„Ausbau in Ungarn ist erforderlich“
- Bis zu 1400 Stellen will der Flugzeugausstatter Diehl Aviation wegen der Krise der Luftfahrtindustrie an den deutschen Standorten streichen, davon mehr als 600 in Laupheim. Seit Donnerstag verhandeln Konzernleitung, Konzernbetriebsrat und IG Metall über den geplanten Personalabbau. Für Empörung in der Belegschaft sorgen im Vorfeld bekannt gewordene Informationen, wonach Diehl sein Werk in der ungarischen Stadt Nyírbátor erweitern und zusätzliche Arbeitspakete dorthin verlagern will.
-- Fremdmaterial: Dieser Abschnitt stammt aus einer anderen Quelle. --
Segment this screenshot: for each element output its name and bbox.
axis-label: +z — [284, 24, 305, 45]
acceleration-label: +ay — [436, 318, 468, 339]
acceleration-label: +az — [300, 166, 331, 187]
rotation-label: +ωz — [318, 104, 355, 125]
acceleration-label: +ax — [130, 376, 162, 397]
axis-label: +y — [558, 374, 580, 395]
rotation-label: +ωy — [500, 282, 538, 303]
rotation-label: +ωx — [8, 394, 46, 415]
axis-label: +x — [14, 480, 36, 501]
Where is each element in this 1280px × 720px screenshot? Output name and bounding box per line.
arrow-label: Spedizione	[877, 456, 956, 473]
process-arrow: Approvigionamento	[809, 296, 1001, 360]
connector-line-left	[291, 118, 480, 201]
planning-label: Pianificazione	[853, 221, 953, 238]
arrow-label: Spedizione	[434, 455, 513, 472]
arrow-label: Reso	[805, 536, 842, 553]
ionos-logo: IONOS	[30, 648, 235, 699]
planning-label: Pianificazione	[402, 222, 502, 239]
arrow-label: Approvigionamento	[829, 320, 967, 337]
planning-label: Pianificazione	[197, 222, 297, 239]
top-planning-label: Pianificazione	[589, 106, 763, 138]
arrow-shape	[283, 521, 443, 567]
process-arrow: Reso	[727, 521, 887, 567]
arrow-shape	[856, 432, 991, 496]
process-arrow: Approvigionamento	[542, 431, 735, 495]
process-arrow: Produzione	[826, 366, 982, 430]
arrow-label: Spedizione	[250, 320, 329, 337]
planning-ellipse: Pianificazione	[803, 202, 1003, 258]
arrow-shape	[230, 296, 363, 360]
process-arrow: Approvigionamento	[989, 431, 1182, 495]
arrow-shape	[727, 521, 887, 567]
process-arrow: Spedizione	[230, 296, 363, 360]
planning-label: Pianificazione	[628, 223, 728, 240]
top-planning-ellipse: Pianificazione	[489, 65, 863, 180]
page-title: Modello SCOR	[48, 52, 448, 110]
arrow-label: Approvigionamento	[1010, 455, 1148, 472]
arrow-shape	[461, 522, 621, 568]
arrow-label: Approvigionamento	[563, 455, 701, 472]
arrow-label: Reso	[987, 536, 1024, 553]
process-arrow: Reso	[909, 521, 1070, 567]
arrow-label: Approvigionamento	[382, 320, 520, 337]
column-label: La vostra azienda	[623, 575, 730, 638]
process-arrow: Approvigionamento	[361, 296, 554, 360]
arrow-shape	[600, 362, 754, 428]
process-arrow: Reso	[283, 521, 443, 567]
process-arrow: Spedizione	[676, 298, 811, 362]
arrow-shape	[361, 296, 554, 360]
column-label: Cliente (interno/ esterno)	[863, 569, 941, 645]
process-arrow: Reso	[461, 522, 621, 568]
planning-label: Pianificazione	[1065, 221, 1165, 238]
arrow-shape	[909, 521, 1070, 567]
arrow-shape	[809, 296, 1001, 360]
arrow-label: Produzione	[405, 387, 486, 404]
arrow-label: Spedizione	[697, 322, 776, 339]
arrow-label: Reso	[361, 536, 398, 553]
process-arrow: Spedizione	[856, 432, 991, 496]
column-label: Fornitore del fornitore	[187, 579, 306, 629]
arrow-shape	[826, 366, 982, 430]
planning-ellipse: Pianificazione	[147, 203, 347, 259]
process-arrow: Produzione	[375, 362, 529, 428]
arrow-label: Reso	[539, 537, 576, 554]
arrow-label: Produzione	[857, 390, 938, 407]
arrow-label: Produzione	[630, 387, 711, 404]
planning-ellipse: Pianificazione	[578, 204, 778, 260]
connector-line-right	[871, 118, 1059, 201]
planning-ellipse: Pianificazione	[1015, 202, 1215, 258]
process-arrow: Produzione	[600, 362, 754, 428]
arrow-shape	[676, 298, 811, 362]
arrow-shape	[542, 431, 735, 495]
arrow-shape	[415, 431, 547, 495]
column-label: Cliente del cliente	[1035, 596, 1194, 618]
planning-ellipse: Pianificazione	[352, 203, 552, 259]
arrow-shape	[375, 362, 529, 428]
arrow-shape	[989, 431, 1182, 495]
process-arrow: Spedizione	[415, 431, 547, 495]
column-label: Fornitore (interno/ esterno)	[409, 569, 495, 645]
Als die Unterhändler am Donnerstag in Laupheim zusammenkamen, wurden sie von rund 250 DiehlMitarbeitern empfangen. „Faire und transparente Verhandlungen“forderten die Beschäftigten auf Spruchbannern, und eine Zukunftsperspektive. „Das war eine spontane Aktion“, berichtet Dieter Kramer, Betriebsratsvorsitzender von Diehl Aviation Laupheim und im Teilkonzern der Diehl-Gruppe. Eine Aktion, die unterstreiche: „Die Kolleginnen und Kollegen stehen hinter uns und sind bereit, für unseren Standort zu kämpfen.“Kramer erwartet ein hartes Ringen.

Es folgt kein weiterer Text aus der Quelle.